Нет необходимости пересказывать беседу, которая состоялась далее; достаточно будет сказать, что Путс согласился с доводами молодых людей, а более всего его воодушевило отсутствие арендной платы.
Быстро договорились о перевозке мебели и лекарств, и ближе к полудню большинство вещей вывезли. Но лишь с наступлением сумерек на повозку уложили заветную шкатулку с деньгами, и Филип поехал с нею, чтобы охранять. Амина шла пешком, как и ее отец. Легко догадаться, что скарб закончили разбирать уже глубоко в ночи, после чего отправились наконец отдыхать.
Глава 6
– Значит, вот эта комната, что так долго была заперта, – проговорила Амина, войдя в помещение задолго до того, как проснулся Филип, сморенный ночным бдением накануне. – Да, здесь и вправду пахнет запустением.

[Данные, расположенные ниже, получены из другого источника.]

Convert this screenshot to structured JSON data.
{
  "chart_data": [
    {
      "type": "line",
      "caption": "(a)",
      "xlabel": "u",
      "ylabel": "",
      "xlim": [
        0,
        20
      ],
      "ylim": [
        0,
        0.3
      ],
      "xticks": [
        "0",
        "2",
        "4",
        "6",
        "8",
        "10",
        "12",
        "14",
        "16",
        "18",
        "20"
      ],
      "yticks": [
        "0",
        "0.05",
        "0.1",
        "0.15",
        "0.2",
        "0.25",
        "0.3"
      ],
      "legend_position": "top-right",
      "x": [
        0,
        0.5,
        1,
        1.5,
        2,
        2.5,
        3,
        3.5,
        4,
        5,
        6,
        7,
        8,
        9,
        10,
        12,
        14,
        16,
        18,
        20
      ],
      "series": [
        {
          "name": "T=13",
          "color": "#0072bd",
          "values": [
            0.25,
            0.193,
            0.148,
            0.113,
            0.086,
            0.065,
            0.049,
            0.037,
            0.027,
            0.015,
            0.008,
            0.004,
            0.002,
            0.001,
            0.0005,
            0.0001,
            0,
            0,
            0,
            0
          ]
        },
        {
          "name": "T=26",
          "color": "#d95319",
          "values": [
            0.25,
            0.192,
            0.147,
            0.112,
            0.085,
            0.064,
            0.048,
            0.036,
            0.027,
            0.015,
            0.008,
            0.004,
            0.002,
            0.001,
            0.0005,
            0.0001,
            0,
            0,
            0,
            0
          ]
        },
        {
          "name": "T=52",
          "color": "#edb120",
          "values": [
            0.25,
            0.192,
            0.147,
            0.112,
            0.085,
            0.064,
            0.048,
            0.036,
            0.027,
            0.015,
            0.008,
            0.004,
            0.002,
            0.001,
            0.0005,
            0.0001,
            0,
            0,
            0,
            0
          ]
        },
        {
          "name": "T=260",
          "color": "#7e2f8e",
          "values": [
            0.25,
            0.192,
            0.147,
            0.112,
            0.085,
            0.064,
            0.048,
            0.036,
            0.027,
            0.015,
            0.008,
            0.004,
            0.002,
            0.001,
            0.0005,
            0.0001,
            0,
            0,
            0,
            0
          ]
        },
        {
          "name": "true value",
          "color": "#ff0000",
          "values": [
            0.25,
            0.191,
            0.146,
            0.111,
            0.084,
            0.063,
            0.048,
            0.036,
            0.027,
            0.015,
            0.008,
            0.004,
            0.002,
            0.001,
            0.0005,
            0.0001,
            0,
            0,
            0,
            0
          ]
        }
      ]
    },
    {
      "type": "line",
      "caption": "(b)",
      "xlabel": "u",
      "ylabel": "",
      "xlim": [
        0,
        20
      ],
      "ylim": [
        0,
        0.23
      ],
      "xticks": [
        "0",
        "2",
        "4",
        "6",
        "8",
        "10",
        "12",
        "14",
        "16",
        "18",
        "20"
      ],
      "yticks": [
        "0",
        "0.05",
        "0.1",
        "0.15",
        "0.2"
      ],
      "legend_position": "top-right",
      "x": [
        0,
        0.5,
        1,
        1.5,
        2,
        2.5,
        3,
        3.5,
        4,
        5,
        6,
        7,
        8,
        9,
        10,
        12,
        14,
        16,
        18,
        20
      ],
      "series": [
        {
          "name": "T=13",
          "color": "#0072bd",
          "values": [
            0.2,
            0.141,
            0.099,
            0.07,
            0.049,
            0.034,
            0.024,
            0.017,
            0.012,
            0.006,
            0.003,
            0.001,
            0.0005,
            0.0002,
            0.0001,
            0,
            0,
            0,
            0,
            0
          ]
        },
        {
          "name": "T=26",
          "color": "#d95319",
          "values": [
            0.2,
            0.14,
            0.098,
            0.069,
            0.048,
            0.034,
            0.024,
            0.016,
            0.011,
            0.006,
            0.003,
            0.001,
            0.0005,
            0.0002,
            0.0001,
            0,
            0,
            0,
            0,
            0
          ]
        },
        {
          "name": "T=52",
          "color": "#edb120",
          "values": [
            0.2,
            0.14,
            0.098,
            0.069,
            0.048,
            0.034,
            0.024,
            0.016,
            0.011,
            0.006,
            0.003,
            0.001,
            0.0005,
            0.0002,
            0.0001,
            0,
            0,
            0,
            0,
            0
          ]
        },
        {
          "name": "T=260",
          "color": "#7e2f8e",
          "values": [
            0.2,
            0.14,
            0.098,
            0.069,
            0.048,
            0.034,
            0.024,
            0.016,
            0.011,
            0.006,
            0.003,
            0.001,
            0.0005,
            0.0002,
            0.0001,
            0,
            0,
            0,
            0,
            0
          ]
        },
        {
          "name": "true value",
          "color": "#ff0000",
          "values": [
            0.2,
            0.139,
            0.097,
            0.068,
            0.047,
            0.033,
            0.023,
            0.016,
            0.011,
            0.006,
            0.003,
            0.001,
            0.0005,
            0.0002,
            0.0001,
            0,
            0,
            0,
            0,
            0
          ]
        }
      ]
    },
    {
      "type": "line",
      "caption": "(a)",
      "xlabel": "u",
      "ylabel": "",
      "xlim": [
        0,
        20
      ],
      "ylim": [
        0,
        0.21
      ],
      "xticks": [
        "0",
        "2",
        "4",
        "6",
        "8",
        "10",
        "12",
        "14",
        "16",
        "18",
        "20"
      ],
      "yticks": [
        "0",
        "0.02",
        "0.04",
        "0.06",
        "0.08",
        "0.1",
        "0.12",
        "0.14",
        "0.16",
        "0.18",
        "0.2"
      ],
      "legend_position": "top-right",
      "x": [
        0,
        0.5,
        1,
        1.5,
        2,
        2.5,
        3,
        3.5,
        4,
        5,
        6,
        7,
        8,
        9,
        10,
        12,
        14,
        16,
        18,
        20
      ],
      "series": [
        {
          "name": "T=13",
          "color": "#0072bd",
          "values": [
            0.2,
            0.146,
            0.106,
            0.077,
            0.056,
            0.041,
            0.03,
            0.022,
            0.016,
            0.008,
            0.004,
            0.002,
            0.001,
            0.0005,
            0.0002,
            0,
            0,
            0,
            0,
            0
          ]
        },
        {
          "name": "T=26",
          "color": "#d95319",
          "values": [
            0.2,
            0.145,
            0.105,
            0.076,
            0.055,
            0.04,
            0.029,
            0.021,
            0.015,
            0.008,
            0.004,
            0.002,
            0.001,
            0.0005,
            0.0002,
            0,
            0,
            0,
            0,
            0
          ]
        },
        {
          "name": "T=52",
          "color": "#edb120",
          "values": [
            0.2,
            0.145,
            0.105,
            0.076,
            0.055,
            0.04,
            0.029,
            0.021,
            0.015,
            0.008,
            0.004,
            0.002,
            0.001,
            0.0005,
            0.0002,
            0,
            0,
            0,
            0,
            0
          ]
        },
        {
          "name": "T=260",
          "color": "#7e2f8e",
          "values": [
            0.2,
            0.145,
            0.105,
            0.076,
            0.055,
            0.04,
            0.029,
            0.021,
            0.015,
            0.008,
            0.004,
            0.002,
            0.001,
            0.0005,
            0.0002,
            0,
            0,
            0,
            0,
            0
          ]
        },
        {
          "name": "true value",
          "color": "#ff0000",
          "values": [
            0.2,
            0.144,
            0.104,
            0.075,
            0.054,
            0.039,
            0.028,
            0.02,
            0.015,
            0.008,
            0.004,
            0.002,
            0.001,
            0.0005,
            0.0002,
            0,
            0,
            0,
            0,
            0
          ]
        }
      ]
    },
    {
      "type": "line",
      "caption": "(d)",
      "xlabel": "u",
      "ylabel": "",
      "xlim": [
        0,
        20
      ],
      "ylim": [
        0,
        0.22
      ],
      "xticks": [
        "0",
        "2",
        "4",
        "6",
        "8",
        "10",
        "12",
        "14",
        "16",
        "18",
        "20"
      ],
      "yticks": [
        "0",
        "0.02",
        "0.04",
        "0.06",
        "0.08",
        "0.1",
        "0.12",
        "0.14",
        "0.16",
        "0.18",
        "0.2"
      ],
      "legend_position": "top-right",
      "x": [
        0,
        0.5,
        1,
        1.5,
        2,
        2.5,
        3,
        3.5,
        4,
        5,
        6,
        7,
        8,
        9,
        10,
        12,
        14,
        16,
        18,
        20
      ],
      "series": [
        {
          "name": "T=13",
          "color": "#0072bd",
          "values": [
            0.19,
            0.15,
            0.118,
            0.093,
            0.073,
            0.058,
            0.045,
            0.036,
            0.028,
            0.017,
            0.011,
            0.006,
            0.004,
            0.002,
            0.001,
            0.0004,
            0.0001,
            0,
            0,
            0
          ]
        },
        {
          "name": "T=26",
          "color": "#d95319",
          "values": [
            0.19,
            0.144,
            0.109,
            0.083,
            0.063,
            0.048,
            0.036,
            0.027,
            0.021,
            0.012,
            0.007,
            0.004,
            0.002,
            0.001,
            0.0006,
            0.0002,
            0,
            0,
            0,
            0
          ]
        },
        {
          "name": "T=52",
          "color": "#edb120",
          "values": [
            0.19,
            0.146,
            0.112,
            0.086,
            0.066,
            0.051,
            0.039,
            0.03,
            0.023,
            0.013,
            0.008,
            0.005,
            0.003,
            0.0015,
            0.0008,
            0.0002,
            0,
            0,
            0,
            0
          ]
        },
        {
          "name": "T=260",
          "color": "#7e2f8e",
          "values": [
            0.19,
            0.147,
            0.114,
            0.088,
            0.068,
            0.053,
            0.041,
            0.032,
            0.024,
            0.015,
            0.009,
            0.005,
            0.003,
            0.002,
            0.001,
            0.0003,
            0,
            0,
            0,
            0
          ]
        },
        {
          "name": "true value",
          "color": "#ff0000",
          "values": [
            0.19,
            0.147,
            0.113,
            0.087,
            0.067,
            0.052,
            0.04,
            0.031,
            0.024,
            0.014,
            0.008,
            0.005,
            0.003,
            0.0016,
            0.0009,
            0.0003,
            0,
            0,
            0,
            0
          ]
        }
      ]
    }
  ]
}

Девушка осмотрелась, оглядела мебель, потом ее взор остановился на птичьих клетках. Она заглянула внутрь.
– Бедняжки! Выходит, это здесь призрак его отца явился его матушке. Очень может быть… Филип говорил, что у него есть доказательства, и почему бы призраку не появиться? Умри сам Филип, я бы обрадовалась его призраку, ведь это было бы хоть что-то. Ой, что я болтаю! Язык своевольничает, выдает мою тайну… Стол перевернут – должно быть, его опрокинули в страхе… Содержимое шкатулки для шитья рассыпано – словно испугалась женщина… Быть может, увидела мышь и… Но все равно есть что-то особенное в том простом обстоятельстве, что многие годы на эти доски не ступала человеческая нога. Даже перевернутый стол, который не поднимали столько лет, выглядит неестественно и потому тяготит сердце… Стоит ли удивляться, что Филипу кажется, будто тайна этой комнаты столь обременительна. Нет, нельзя все оставлять в таком виде. Нужно прибраться.